Se apartó por completo de las reuniones sociales y de intelectuales. Se cuenta que durante el proceso de creación de Cien años de soledad sufrió de fuertes dolores de cabeza que no lo dejaban en paz hasta que la concluyó.
Tiempo después confesaría: “Me sentía poseído, como si mi cuerpo entero y mi alma estuvieran colonizados por la novela”.
Sus hijos Rodrigo y Gonzalo se acercaban al estudio de su padre sólo a la hora del almuerzo o cuando Gabriel interrumpía el libro para llevarlos al parque para despejar la cabeza. Pero ni así podía apartarse de la trama de la legendaria familia que habitaba en Macondo. Llegó al punto de sufrir en carne propia la muerte del personaje de Aureliano Buendía.
Esa tarde subió al cuarto del dormitorio donde Mercedes dormía -en la Ciudad de México- y le comunicó la muerte del coronel. Se acostó a su lado y estuvo llorando dos horas. Cuando a mediados de 1966 finalizó Cien años de soledad, se confesó desconcertado, desnudo, se preguntaba en voz alta que iba a hacer en adelante.
Los capítulos originales los leyeron, entre otros, el crítico literario Emmanuel Carballo, quien de inmediato aseguró encontrarse con una obra maestra.
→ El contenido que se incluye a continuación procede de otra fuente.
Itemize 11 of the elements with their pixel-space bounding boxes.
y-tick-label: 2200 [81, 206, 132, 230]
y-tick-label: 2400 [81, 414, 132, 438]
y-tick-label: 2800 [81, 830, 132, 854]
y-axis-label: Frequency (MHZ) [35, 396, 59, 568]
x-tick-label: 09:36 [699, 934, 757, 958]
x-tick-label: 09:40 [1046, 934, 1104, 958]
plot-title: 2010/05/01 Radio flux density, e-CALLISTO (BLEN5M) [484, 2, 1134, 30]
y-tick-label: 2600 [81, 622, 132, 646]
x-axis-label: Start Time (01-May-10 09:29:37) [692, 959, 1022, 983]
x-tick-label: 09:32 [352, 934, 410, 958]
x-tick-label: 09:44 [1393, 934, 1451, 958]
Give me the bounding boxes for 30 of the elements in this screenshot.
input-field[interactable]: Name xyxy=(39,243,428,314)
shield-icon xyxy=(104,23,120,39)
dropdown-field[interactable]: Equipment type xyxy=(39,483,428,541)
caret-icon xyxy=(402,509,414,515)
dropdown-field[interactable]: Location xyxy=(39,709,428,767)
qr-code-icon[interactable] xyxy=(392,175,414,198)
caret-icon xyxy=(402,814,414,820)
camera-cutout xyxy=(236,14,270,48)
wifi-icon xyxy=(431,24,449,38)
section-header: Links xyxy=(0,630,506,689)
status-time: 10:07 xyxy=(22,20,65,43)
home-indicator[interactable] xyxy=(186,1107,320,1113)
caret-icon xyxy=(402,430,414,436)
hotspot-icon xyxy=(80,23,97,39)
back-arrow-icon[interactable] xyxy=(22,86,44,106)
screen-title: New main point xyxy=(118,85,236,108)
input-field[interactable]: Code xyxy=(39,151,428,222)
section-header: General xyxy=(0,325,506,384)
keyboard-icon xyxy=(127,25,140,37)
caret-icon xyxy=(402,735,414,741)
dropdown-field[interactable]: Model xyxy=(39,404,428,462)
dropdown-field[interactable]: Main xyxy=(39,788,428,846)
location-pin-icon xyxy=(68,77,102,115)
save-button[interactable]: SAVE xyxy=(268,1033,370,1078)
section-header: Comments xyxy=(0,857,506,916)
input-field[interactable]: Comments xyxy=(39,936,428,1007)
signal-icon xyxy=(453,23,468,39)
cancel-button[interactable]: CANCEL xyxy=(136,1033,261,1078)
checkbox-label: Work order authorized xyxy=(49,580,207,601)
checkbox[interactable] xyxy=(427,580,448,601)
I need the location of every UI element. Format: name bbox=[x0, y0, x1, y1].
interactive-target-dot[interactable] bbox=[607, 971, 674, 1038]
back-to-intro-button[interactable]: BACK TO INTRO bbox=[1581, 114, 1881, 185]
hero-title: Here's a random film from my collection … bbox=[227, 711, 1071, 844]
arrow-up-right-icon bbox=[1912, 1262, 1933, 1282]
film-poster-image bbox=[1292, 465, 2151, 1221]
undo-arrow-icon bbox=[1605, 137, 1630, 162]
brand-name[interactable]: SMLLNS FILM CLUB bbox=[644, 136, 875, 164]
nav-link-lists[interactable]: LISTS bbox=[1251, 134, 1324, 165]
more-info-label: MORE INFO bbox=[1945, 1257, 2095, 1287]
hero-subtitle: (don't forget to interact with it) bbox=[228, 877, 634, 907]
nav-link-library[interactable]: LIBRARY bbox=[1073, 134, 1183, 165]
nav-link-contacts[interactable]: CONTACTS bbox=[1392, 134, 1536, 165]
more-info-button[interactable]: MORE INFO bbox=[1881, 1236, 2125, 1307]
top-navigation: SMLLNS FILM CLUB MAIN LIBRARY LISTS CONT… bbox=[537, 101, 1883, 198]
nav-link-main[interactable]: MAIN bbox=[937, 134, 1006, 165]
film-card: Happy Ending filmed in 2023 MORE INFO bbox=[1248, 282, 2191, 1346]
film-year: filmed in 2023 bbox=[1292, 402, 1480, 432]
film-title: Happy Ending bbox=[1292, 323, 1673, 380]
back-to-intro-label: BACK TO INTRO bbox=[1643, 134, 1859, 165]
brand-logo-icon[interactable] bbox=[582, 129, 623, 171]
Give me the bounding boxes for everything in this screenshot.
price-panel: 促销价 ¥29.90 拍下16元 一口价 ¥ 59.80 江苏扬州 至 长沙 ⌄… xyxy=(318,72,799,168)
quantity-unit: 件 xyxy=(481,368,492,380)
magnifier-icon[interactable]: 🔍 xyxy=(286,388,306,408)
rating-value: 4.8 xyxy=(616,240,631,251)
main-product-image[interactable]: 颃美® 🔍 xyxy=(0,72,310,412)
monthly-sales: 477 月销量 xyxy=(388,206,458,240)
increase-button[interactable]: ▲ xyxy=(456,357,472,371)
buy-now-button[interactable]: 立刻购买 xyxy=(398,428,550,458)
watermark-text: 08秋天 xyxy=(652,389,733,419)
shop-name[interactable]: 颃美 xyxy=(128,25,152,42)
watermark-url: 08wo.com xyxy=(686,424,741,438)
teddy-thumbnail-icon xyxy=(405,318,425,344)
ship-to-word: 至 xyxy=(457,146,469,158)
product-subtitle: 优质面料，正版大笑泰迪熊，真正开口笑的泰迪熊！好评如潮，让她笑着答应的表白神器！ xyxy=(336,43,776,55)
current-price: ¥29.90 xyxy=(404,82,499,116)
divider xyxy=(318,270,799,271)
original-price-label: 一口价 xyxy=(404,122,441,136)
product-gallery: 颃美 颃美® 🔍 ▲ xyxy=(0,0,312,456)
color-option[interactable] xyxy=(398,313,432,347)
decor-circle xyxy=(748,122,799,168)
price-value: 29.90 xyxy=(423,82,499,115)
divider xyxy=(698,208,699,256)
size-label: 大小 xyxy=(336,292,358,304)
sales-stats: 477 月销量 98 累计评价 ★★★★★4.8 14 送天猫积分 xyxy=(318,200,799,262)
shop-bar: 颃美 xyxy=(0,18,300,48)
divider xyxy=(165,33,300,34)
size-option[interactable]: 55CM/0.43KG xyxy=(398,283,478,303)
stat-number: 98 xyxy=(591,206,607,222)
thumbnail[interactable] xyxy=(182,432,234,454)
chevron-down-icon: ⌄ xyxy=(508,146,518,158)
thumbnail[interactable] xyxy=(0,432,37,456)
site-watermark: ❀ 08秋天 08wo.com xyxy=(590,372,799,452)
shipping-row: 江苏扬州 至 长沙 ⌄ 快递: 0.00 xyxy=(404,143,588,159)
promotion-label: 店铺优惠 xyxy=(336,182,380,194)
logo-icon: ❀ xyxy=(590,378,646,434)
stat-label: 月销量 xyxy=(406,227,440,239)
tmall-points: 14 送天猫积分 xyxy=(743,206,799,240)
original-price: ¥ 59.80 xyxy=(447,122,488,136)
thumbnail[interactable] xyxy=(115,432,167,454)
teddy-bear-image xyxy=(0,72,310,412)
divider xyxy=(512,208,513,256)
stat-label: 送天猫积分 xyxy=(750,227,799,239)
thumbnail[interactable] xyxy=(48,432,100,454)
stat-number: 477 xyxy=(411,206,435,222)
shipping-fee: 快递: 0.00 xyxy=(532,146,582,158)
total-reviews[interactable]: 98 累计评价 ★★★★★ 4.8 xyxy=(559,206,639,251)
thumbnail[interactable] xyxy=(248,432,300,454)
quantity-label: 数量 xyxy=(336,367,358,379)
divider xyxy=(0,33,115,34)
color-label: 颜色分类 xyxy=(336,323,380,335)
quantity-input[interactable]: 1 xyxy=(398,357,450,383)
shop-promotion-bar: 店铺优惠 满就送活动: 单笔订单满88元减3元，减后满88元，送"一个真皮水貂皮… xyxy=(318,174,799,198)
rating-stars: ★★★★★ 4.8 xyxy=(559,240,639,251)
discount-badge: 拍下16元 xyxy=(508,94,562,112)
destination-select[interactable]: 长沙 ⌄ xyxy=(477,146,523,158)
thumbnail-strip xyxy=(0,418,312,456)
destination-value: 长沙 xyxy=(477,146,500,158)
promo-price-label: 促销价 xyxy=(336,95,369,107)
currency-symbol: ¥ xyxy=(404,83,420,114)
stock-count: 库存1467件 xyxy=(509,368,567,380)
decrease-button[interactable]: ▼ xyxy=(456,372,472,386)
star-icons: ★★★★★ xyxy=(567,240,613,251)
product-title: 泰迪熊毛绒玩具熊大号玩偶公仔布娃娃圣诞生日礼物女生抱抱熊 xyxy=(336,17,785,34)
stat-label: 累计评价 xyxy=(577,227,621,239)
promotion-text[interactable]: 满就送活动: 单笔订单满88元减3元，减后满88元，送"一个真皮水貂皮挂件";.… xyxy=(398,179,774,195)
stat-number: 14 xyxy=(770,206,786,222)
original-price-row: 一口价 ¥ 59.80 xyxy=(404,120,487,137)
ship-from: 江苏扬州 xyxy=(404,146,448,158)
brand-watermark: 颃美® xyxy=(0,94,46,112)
La novela no se editó en Era, sino que la envió a la casa de publicaciones de origen argentino Sudamericana.
Para pagar la correspondencia del manuscrito, el autor y su mujer tuvieron que formarse por varias horas en el Monte de Piedad del Centro Histórico para empeñar el secador, la batidora y el calentador. Mercedes le comentó: “Oye, Gabo, ahora lo único que falta es que esta novela sea mala”.
La novela salió a la venta el 5 de junio.
En pocos días los directivos de la editorial le respondieron con un contrato y una suma de adelanto sin precedentes en América Latina, 500 mil dólares. Con aquel dinero terminarían finalmente sus penurias económicas. En México, Cien años de soledad no sólo fue recibida con entusiasmo por Carlos Fuentes y otros amigos del Gabo, sino por los mismos lectores cuando vio la luz.
Carlos Fuentes, amigo desde esa época de García Márquez, había leído los primeros capítulos antes de su publicación y le escribió a Julio Cortázar: «Acabo de leer una obra maestra. La novela de Gabo nos libera a todos».
A los 15 días se preparó una segunda edición de 10 mil ejemplares y en toda América Latina había una gran demanda. En México se solicitaron 20 mil ejemplares y en países extranjeros querían publicarla en su idioma. Todos hablaban de la novela ilustrada por Vicente Rojo. En tan sólo tres años vendió 600 mil ejemplares, y en ocho, aumentó a dos millones, el resto es historia.